Find Your Okta Domain

Your Okta domain can be found in the URL when logged in to Okta.

  • Given the URL https://your-org.okta.com/app/UserHome, your domain is your-org.okta.com
  • For preview environments, the domain may be your-org.oktapreview.com
3

Navigate to Okta Admin Console

From your Okta homepage, click the Admin button in the top right corner.

4

Create an OAuth Application

Create an OAuth application to obtain your Client ID and Client Secret.

  • In the Admin Console, navigate to Applications > Applications
  • Click Create App Integration
  • Select OIDC - OpenID Connect as the Sign-in method
  • Select Web Application as the Application type
  • Click Next
5

Configure Application Settings

Configure your OAuth application with the appropriate settings.
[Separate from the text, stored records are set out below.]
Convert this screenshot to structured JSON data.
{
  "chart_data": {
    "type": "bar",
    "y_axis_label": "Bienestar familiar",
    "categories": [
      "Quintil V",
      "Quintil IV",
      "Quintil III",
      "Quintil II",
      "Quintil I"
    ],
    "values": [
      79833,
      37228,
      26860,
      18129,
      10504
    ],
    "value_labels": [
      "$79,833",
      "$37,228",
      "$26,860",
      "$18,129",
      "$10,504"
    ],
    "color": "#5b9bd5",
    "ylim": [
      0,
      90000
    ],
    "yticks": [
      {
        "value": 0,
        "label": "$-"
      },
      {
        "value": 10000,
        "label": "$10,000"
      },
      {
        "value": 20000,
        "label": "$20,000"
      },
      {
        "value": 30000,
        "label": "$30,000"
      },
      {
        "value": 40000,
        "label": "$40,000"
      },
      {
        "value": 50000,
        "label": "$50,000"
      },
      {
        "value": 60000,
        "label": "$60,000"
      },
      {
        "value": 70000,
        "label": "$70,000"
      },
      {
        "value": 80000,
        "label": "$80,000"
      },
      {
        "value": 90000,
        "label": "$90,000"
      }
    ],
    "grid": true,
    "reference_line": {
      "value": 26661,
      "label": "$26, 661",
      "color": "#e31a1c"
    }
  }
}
  • Enter an App integration name (e.g., StackOne Integration)
  • Check Authorization Code and Refresh Token both under the Grant type
  • Set the Sign-in redirect URI to the callback URL provided by StackOne: https://api.stackone.com/connect/oauth2/okta/callback
  • Under Assignments, select the appropriate access level for your organization
  • Click Save
6

Copy Client Credentials

After saving, copy your OAuth credentials.

  • Client ID is displayed on the application’s General tab
  • Client Secret is also on the General tab (click the eye icon to reveal)
  • Store these credentials securely as you’ll need them for the connection
7

Configure API Scopes

Enables actions: Activate Device, Add User To Group, Create Group, Create Realm, Create User, Create User Type, Deactivate Device, Delete Device, Delete Group, Delete Realm, Delete User, Delete User Type, Get Device, Get Group, Get Realm, Get User, Get User Info, Get User Type, List Devices, List Group Members, List Groups, List Realms, List User Blocks, List User Types, List Users, Remove User From Group, Replace User, Replace User Type, Update Group, Update Realm, Update User, Update User Type

Navigate to the Okta API Scopes tab.
Grant the required OAuth scopes for this integration.
See Okta OAuth 2.0 Scopes for details.
When linking your account, also include the offline_access and openid scopes in the list of scopes.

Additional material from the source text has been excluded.